In an apparent attempt to diffuse tensions between his officials and the ANC over contradictory statements on nationalising farmland, he said local control of land was key to maintaining national sovereignty. “That’s why, even without it being enshrined in the country’s supreme law, the constitution, land is a national asset,” he said.

“That’s where the debate about agrarian change, land reform, and rural development should, appropriately, begin.” He pledged a “fundamental review” of current property ownership models, but promised rigorous engagement with all South Africans, so that we emerge with a tenure system to satisfy the aspirations of all, irrespective of race, gender, and class.

He admitted his department had focused on the pace of land delivery at the expense of productivity on farms, resulting in a decline in food production, job loses and worsening rural poverty, with limited benefits for new owners.

In reaction to Nkwinti’s speech, Agri SA said his comments would contribute to uncertainty caused by his director-general Tozi Gwanya tabling strategic plan in parliament earlier this month that proposed turning all productive farmland into a “national asset”. The move was slammed by farmers unions and opposition parties.
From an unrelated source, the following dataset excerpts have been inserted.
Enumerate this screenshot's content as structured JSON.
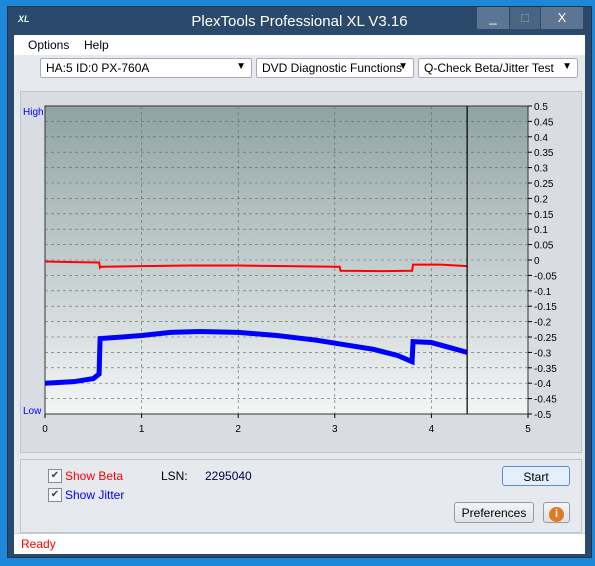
{
  "window": {
    "title": "PlexTools Professional XL V3.16",
    "logo": "XL",
    "minimize": "_",
    "maximize": "□",
    "close": "X"
  },
  "menu": {
    "items": [
      "Options",
      "Help"
    ]
  },
  "toolbar": {
    "drive": "HA:5 ID:0  PX-760A",
    "function": "DVD Diagnostic Functions",
    "test": "Q-Check Beta/Jitter Test"
  },
  "chart_data": {
    "type": "line",
    "xlim": [
      0,
      5
    ],
    "ylim": [
      -0.5,
      0.5
    ],
    "x_ticks": [
      "0",
      "1",
      "2",
      "3",
      "4",
      "5"
    ],
    "y_ticks": [
      "0.5",
      "0.45",
      "0.4",
      "0.35",
      "0.3",
      "0.25",
      "0.2",
      "0.15",
      "0.1",
      "0.05",
      "0",
      "-0.05",
      "-0.1",
      "-0.15",
      "-0.2",
      "-0.25",
      "-0.3",
      "-0.35",
      "-0.4",
      "-0.45",
      "-0.5"
    ],
    "left_labels": {
      "high": "High",
      "low": "Low"
    },
    "grid": true,
    "marker_x": 4.37,
    "series": [
      {
        "name": "Beta",
        "color": "#ff0000",
        "points": [
          [
            0,
            -0.005
          ],
          [
            0.3,
            -0.007
          ],
          [
            0.56,
            -0.008
          ],
          [
            0.57,
            -0.025
          ],
          [
            0.58,
            -0.022
          ],
          [
            1.0,
            -0.02
          ],
          [
            1.5,
            -0.018
          ],
          [
            2.0,
            -0.018
          ],
          [
            2.5,
            -0.02
          ],
          [
            3.0,
            -0.022
          ],
          [
            3.05,
            -0.022
          ],
          [
            3.06,
            -0.035
          ],
          [
            3.5,
            -0.036
          ],
          [
            3.8,
            -0.035
          ],
          [
            3.81,
            -0.015
          ],
          [
            4.1,
            -0.015
          ],
          [
            4.37,
            -0.02
          ]
        ]
      },
      {
        "name": "Jitter",
        "color": "#0000ff",
        "points": [
          [
            0,
            -0.4
          ],
          [
            0.3,
            -0.395
          ],
          [
            0.5,
            -0.385
          ],
          [
            0.56,
            -0.37
          ],
          [
            0.57,
            -0.255
          ],
          [
            0.8,
            -0.25
          ],
          [
            1.0,
            -0.245
          ],
          [
            1.3,
            -0.235
          ],
          [
            1.6,
            -0.232
          ],
          [
            2.0,
            -0.235
          ],
          [
            2.4,
            -0.245
          ],
          [
            2.8,
            -0.26
          ],
          [
            3.1,
            -0.275
          ],
          [
            3.4,
            -0.29
          ],
          [
            3.65,
            -0.31
          ],
          [
            3.8,
            -0.33
          ],
          [
            3.81,
            -0.265
          ],
          [
            4.0,
            -0.268
          ],
          [
            4.2,
            -0.285
          ],
          [
            4.37,
            -0.3
          ]
        ]
      }
    ]
  },
  "controls": {
    "show_beta": "Show Beta",
    "show_jitter": "Show Jitter",
    "lsn_label": "LSN:",
    "lsn_value": "2295040",
    "start": "Start",
    "preferences": "Preferences",
    "info": "i"
  },
  "status": "Ready"
}
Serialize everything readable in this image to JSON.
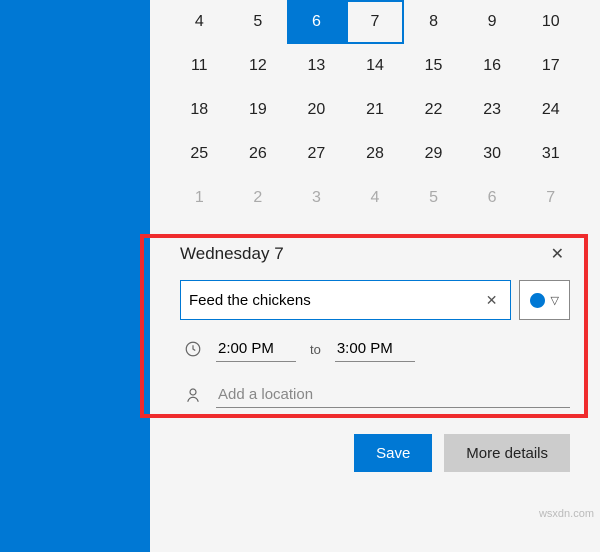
{
  "calendar": {
    "weeks": [
      [
        "4",
        "5",
        "6",
        "7",
        "8",
        "9",
        "10"
      ],
      [
        "11",
        "12",
        "13",
        "14",
        "15",
        "16",
        "17"
      ],
      [
        "18",
        "19",
        "20",
        "21",
        "22",
        "23",
        "24"
      ],
      [
        "25",
        "26",
        "27",
        "28",
        "29",
        "30",
        "31"
      ],
      [
        "1",
        "2",
        "3",
        "4",
        "5",
        "6",
        "7"
      ]
    ],
    "today": "6",
    "selected": "7"
  },
  "event": {
    "date_label": "Wednesday 7",
    "title_value": "Feed the chickens",
    "start_time": "2:00 PM",
    "to_label": "to",
    "end_time": "3:00 PM",
    "location_placeholder": "Add a location",
    "save_label": "Save",
    "more_label": "More details"
  },
  "colors": {
    "accent": "#0078d4",
    "annotation": "#ef2b2d"
  },
  "watermark": "wsxdn.com"
}
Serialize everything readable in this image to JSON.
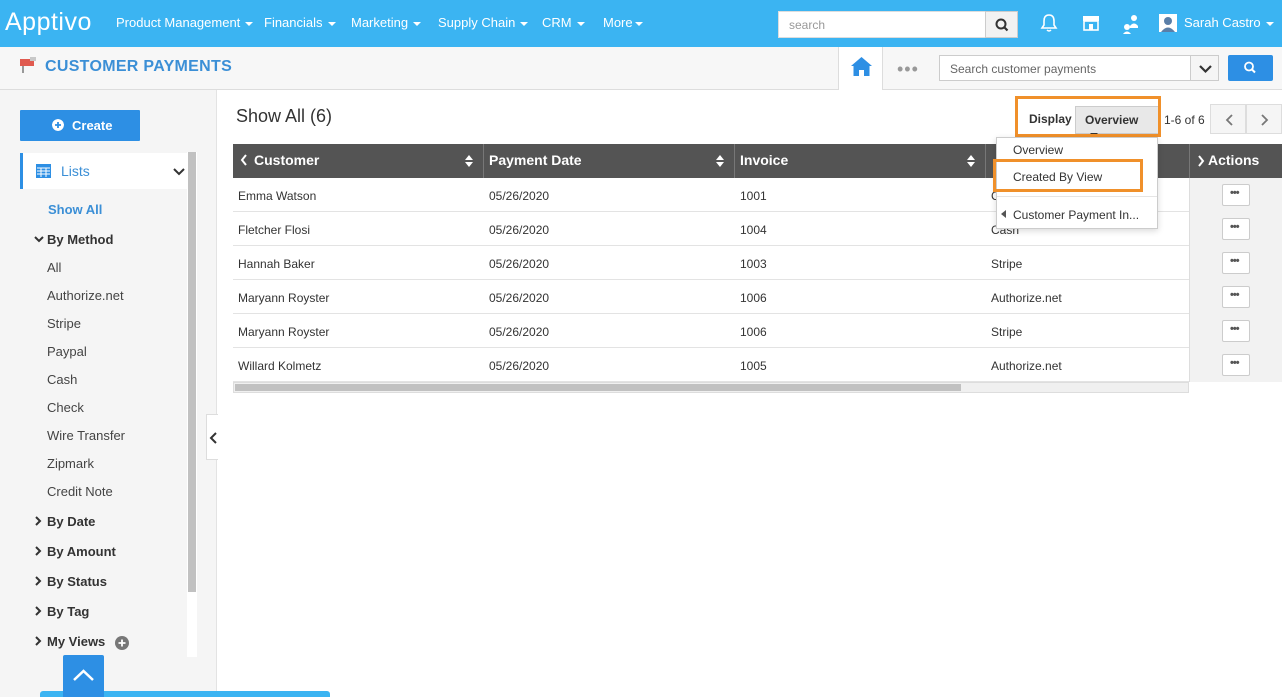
{
  "app": {
    "logo": "Apptivo",
    "nav": [
      {
        "label": "Product Management"
      },
      {
        "label": "Financials"
      },
      {
        "label": "Marketing"
      },
      {
        "label": "Supply Chain"
      },
      {
        "label": "CRM"
      },
      {
        "label": "More"
      }
    ],
    "search_placeholder": "search",
    "user_name": "Sarah Castro"
  },
  "page": {
    "title": "CUSTOMER PAYMENTS",
    "search_placeholder": "Search customer payments"
  },
  "sidebar": {
    "create_label": "Create",
    "lists_label": "Lists",
    "show_all": "Show All",
    "by_method": "By Method",
    "methods": [
      "All",
      "Authorize.net",
      "Stripe",
      "Paypal",
      "Cash",
      "Check",
      "Wire Transfer",
      "Zipmark",
      "Credit Note"
    ],
    "groups": [
      "By Date",
      "By Amount",
      "By Status",
      "By Tag",
      "My Views"
    ]
  },
  "main": {
    "heading": "Show All (6)",
    "display_label": "Display",
    "display_value": "Overview",
    "paging": "1-6 of 6",
    "columns": [
      "Customer",
      "Payment Date",
      "Invoice",
      "Actions"
    ],
    "rows": [
      {
        "customer": "Emma Watson",
        "date": "05/26/2020",
        "invoice": "1001",
        "method": "C"
      },
      {
        "customer": "Fletcher Flosi",
        "date": "05/26/2020",
        "invoice": "1004",
        "method": "Cash"
      },
      {
        "customer": "Hannah Baker",
        "date": "05/26/2020",
        "invoice": "1003",
        "method": "Stripe"
      },
      {
        "customer": "Maryann Royster",
        "date": "05/26/2020",
        "invoice": "1006",
        "method": "Authorize.net"
      },
      {
        "customer": "Maryann Royster",
        "date": "05/26/2020",
        "invoice": "1006",
        "method": "Stripe"
      },
      {
        "customer": "Willard Kolmetz",
        "date": "05/26/2020",
        "invoice": "1005",
        "method": "Authorize.net"
      }
    ],
    "action_glyph": "•••",
    "dropdown": {
      "items": [
        "Overview",
        "Created By View",
        "Customer Payment In..."
      ]
    }
  },
  "colors": {
    "topbar": "#3bb4f2",
    "accent": "#2d8fe4",
    "highlight": "#f0902a",
    "table_header": "#545454"
  }
}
Officials have since issued contradictory statements to try to clarify government’s position.

Nkwinti’s deputy, Joe Paahla, told journalists after a meeting of parliament’s Standing Committee for Public Accounts (Scopa) that farmers had nothing to fear. “I don’t know what the farmers are worried about. There is no threat to take over their farms. There’s no change of law. There’s no change of the constitution or of policy,” he reportedly said.

“If you’re honest, owning land, using it productively, contributing to the food security of South Africa … Really it would be a stupid government which would want to interfere with that.”

Gwanya hinted that his radical proposals were aimed at preventing land-reform farms from compromising food security. “We can’t keep on giving land to people without conditions, when very productive assets are acquired – and then the land is out of use,” he told Business Report.

This suggests he favours two types of rural property rights: one for mostly white commercial farmers and a watered down version for black land-reform beneficiaries.

The ANC head of the rural development and land reform committee later reportedly said Gwanya had spoken “out of turn” by alluding to nationalising farms before raising the issue with party structures.